Du côté des anciens présidents de l’Assemblée nationale, la liste retenue est également prestigieuse. Elle comprend Adrien Houngbédji, Bruno Amoussou, Idji Kolawolé et Mathurin Nago. Ces hommes ont tous dirigé, à un moment ou un autre, la chambre basse du Parlement. Ils connaissent parfaitement le fonctionnement des institutions et les rouages de la vie parlementaire. Leur apport sera précieux pour les travaux du Sénat, notamment en matière de procédure et de débat démocratique.

S’agissant de la Cour constitutionnelle, les anciens présidents concernés sont Théodore Holo, Robert Dossou, Razaki Amouda Issifou et Élisabeth Pognon. Ces personnalités ont veillé au respect de la loi suprême pendant leur mandat. Leur rigueur et leur sens de l’éthique sont reconnus de tous. Leur présence au Sénat renforcera la dimension juridique et constitutionnelle des débats. Ils pourront éclairer leurs collègues sur les questions complexes liées à l’interprétation des textes.

En plus de ces membres de droit, le Conseil des ministres a également désigné d’autres personnalités de haut rang. Ainsi, au titre des forces de défense et de sécurité, ont été nommés : Alassane Seidou, Fortunet Alain Nouatin, l’Intendant général de brigade Robert Gbian, le Général de brigade aérienne Taffa Adam et le Capitaine de vaisseau major Albert Ezin Badou. Par ailleurs, le président de la République a choisi d’autres personnalités éminentes, à savoir : Ousmane Batoko, Raïmi Amadou, Paul Hounkpé, Emmanuel Tiando et Pascal Irénée Koupaki. Enfin, au titre de l’Assemblée nationale, ont été retenues : Adidjatou Mathys ainsi que Messieurs Abraham Zinzindohoué, Sacca Lafia et Charles Toko. Tous ces noms viennent compléter le tableau des sénateurs de droit, apportant diversité et compétences variées à cette nouvelle assemblée.

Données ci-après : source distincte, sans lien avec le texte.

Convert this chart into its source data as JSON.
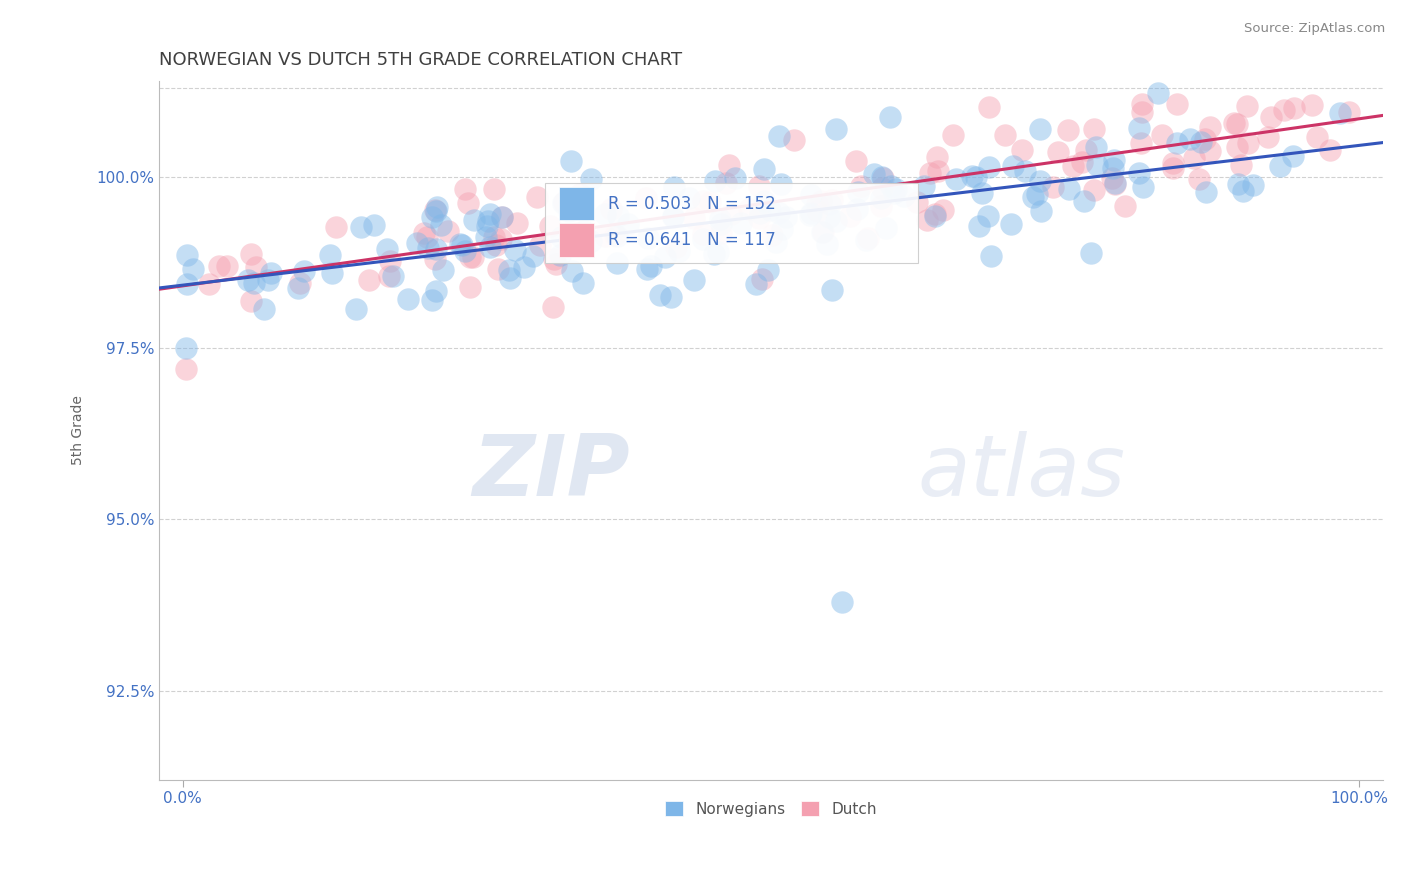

Avec cette décision prise en Conseil des ministres, le processus de mise en place du Sénat béninois connaît une avancée significative. La voie est désormais ouverte vers l’installation officielle de cette nouvelle institution parlementaire. Il ne reste plus qu’à attendre la date de la cérémonie d’installation, qui devrait intervenir dans les prochaines semaines. Les autorités compétentes travaillent déjà à l’organisation de cet événement important pour la vie démocratique du pays.

Cette nouvelle chambre vient compléter l’édifice parlementaire béninois. Elle permettra d’enrichir les débats législatifs et d’apporter un regard plus expérimenté sur les grandes orientations du pays. Le Sénat aura également pour rôle de veiller au respect des équilibres institutionnels et de représenter les différentes sensibilités politiques et sociales. Sa création est une réponse aux défis de la gouvernance moderne, qui exige à la fois vision à long terme et ancrage dans les réalités du terrain. L’installation du Sénat est donc un événement majeur pour le Bénin, consacrant l’aboutissement d’un processus de réforme engagé depuis plusieurs années et témoignant de la volonté des autorités de doter le pays d’institutions solides et représentatives.